Miami: A disappearing TV and chicken blood:
"The last rental I ever had was moving into a furnished townhouse down here in South Florida. The first week, while looking for additional furniture on Craigslist, I saw photos of my living room (TV, sofa, coffee table) for sale. After the landlord claimed it was a mistake, a week later the TV disappeared. Owner response: "for service". The TV never returned, but the owner did the week following, this time with a live chicken in his hand and two very large friends dressed in all white and speaking no English. They said they were going to need to apartment for the evening and that I should make myself scarce. I left, very nervous about what may be going on. This turned out to be for good reason. When I returned, there was chicken blood on the wall from the sacrifice they were making while practicing Santeria."
Chicago: Millions of pigeon mites:
"As if that wasn't bad enough, I then remembered that my skin had been itching on and off for a few weeks. I thought it was just sensitive, dry skin, but when I took a super-close look at my arm, I realized it too was covered in bugs, buried throughout my arm hair. Freaking out, I examined my bed sheets. They looked white, but when I looked closer, it was clear, the bugs were everywhere! I wiped my floor with a damp white paper towel. It came up brown with thousands of slimy smashed bugs.
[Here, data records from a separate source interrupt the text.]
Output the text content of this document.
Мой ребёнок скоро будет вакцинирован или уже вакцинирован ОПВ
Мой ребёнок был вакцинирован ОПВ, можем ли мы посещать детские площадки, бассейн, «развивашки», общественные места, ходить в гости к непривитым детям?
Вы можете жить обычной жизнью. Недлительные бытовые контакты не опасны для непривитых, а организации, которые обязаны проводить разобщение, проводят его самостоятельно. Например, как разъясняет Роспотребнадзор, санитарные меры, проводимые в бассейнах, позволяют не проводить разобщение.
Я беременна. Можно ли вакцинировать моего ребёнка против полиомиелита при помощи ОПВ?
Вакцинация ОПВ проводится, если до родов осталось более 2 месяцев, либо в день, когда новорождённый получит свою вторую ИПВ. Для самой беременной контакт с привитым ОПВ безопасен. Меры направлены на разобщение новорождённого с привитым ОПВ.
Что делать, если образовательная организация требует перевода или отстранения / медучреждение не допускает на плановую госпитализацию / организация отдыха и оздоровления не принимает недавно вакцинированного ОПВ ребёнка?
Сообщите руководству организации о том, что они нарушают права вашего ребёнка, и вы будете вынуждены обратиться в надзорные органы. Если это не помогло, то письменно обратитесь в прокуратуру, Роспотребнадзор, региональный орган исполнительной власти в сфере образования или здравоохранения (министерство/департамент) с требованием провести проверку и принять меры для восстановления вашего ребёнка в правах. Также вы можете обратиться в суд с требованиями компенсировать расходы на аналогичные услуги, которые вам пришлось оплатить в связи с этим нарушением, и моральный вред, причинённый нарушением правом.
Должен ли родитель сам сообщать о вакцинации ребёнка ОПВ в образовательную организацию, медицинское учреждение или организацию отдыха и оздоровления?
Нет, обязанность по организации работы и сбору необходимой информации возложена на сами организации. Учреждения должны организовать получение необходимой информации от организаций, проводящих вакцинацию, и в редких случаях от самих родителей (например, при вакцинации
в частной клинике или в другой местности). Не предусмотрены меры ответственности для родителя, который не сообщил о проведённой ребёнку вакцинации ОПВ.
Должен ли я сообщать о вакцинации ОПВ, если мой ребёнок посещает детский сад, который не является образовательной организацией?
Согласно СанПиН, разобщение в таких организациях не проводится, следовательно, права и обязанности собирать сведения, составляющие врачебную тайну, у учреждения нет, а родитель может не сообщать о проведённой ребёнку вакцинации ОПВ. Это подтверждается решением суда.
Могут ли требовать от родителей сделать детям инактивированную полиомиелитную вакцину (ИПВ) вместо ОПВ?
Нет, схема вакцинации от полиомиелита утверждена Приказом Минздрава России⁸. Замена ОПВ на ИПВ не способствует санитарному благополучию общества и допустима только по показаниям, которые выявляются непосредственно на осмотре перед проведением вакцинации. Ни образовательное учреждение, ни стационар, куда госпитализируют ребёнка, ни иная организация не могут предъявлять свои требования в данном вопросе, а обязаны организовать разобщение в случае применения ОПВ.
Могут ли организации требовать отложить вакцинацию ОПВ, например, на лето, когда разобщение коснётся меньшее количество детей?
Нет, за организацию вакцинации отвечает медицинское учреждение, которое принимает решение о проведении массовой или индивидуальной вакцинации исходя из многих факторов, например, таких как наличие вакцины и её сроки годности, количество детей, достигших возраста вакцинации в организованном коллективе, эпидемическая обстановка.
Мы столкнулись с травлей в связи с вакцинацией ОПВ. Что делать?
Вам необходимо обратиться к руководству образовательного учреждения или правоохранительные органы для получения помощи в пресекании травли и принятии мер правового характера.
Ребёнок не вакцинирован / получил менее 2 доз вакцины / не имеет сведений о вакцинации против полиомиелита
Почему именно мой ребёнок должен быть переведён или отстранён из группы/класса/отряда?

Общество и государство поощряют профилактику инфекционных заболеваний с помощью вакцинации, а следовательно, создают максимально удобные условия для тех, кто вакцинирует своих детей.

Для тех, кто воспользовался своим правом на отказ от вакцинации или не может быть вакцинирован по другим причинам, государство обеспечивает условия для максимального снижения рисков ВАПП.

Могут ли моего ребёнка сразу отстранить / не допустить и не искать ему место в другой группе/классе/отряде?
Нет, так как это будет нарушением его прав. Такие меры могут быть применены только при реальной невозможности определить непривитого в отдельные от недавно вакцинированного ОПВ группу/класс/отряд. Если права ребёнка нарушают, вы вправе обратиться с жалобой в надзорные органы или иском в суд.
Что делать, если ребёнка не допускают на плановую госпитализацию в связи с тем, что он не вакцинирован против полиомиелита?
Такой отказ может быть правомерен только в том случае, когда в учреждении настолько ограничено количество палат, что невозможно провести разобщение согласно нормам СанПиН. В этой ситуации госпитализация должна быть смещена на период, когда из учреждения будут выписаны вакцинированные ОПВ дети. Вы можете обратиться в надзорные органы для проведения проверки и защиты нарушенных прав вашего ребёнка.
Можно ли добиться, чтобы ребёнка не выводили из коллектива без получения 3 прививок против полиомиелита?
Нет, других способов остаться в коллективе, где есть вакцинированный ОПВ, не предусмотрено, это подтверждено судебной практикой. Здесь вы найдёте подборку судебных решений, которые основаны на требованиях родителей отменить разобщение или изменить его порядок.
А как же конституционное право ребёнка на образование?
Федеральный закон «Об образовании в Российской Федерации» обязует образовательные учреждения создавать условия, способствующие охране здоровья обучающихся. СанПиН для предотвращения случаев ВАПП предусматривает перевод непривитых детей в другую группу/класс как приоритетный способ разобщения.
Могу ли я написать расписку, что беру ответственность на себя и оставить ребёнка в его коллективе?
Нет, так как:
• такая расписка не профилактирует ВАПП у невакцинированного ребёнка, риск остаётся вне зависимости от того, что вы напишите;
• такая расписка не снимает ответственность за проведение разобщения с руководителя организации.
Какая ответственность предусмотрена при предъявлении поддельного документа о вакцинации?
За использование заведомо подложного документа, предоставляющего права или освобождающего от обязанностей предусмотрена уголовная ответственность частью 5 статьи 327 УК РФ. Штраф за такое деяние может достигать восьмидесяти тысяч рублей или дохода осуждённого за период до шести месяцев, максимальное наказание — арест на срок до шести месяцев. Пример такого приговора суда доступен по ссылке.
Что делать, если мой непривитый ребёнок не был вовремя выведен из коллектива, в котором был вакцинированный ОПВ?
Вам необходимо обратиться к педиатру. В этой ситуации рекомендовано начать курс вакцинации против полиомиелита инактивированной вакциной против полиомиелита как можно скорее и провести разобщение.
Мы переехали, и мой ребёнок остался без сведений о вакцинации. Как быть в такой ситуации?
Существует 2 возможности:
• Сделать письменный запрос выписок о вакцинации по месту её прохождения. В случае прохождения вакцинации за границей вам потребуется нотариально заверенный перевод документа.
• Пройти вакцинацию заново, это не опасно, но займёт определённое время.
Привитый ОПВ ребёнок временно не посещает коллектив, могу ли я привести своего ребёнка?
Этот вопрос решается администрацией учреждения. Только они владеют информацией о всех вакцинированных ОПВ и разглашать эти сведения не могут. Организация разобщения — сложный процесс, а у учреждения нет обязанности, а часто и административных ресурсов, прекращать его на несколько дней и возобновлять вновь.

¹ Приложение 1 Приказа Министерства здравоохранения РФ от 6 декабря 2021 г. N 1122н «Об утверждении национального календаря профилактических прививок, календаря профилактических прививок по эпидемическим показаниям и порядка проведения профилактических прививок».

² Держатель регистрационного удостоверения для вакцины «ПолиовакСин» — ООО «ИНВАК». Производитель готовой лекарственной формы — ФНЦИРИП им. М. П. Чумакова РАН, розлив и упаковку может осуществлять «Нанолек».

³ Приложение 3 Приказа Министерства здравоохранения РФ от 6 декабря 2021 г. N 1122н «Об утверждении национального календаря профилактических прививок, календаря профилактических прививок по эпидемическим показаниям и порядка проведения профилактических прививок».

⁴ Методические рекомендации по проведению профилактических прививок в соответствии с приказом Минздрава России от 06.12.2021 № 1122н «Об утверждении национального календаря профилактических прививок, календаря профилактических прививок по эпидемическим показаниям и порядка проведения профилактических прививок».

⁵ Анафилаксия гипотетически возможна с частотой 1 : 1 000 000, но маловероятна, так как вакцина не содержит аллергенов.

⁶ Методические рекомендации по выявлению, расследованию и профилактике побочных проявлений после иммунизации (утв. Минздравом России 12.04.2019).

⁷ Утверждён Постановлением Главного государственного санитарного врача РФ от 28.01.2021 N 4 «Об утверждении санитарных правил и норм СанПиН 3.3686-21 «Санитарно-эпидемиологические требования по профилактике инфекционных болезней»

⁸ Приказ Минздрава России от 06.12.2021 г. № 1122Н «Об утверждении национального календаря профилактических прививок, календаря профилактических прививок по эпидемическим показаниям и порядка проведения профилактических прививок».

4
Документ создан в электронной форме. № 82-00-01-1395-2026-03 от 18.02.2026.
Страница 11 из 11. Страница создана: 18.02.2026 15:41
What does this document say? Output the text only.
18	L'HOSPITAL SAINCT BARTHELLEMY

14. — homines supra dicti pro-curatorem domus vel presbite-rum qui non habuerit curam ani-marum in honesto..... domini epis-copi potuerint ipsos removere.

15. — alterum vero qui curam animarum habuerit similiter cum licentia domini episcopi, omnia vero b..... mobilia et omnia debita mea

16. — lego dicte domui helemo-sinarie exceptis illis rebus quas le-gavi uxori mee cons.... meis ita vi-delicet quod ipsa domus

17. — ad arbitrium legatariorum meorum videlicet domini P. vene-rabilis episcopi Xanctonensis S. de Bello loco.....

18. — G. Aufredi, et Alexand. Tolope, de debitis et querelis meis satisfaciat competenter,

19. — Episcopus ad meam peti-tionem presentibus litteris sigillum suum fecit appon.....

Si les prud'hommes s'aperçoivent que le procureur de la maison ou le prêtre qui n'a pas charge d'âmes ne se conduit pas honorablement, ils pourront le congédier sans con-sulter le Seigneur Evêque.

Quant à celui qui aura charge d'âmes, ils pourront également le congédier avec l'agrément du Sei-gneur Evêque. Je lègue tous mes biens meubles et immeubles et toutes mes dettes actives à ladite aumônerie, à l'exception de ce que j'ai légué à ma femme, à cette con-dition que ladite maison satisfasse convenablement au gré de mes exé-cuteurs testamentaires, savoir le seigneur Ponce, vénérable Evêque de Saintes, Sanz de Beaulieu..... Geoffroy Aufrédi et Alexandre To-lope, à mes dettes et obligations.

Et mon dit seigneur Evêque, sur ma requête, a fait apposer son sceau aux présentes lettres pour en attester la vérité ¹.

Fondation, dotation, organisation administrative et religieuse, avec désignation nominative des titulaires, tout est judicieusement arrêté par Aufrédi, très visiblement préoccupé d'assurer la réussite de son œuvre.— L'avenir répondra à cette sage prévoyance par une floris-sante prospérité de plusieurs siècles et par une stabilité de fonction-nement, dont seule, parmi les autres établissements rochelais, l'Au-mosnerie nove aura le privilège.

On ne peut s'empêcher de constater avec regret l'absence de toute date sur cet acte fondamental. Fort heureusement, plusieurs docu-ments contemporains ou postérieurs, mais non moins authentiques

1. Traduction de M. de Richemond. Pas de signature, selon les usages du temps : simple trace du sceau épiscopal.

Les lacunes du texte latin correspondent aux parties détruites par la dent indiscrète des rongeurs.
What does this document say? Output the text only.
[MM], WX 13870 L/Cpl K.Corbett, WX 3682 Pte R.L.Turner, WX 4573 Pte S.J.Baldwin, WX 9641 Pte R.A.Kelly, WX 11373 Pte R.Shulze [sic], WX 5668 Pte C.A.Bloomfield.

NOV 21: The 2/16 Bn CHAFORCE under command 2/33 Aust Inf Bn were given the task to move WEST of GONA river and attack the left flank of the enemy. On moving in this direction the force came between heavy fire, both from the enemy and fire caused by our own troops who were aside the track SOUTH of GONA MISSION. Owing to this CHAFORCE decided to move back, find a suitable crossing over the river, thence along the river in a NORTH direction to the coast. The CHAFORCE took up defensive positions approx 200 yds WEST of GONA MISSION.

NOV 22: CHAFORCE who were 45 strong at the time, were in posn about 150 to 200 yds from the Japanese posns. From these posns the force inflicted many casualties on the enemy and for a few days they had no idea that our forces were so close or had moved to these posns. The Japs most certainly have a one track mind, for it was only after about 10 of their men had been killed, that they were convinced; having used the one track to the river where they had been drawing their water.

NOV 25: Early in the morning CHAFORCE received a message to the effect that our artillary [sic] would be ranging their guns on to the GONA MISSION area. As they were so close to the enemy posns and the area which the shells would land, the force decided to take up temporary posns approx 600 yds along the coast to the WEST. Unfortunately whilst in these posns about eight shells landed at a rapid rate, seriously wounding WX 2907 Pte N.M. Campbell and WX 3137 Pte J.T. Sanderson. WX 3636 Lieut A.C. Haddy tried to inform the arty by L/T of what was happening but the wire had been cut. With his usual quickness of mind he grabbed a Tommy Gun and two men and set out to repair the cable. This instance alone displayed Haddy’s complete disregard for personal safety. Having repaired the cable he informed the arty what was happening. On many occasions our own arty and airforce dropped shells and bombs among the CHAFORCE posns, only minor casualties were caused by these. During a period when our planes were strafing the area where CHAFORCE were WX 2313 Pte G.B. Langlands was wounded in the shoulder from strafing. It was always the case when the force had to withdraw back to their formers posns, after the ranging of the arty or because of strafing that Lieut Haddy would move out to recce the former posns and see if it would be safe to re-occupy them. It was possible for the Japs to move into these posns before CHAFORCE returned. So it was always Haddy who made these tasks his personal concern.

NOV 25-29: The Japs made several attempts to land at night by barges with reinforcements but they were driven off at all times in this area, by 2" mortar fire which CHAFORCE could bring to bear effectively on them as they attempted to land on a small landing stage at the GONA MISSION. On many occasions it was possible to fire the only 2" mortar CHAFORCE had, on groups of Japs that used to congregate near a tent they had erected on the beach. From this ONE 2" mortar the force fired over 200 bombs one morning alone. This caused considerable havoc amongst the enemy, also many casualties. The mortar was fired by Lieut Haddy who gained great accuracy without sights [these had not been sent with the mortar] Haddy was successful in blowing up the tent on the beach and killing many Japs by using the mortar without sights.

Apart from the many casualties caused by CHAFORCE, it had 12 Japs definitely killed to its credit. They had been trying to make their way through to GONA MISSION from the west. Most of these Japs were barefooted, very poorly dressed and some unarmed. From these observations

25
They were so small, I hadn't noticed them, but suddenly realized there were millions of them, covering every surface."
Detroit: Food left from previous renter:
"After just plugging the fridge in, I opened it and realized that all the food from the previous renter was left over, and even better... the fridge has been unplugged for over a month. As I opened the fridge door, rice grains fell out on the kitchen floor. Did I say rice? Oh, I meant maggots. Not only were they in the fridge, but under as well. The entire floor under the fridge was rotting due to water damage from a poorly defrosting refrigerator and of course, puddles of maggots were thriving."
Los Angeles: Decomposing body left in the apartment:
"He explained to us that the previous tenant had not only died in the apartment, but was presumptiously dead for about a week and a half before being found. The neighbor told us that it was he who had called the landlord many times and ignored before calling the fire department to break into the building through the kitchen window and let the police in to bring the body out."
San Francisco: A convicted felon and homophobic slurs:
Jesse started dating Tyler, a convicted felon (still don't know on what charges) whom she grew up with. It became readily apparent that along with Tyler came loads of coke. She got fired from her café job and stopped paying rent for months at a time, racking up thousands in unpaid bills but refusing to move out, swearing she was looking for a new job (all the empty bindles and 40's said otherwise). [...] To top it all off, Tyler started beating her in the house. I'm talking find your roommate bleeding and unconscious in the hallway. I'm talking being on a first-name basis with one of the officers at Park Station. [...] The real high (low?) point came when I was awoken at 3 in the morning by Tyler beating Jesse's recently-out-of-the-closet teenage cousin just outside my bedroom door, screaming various homophobic slurs."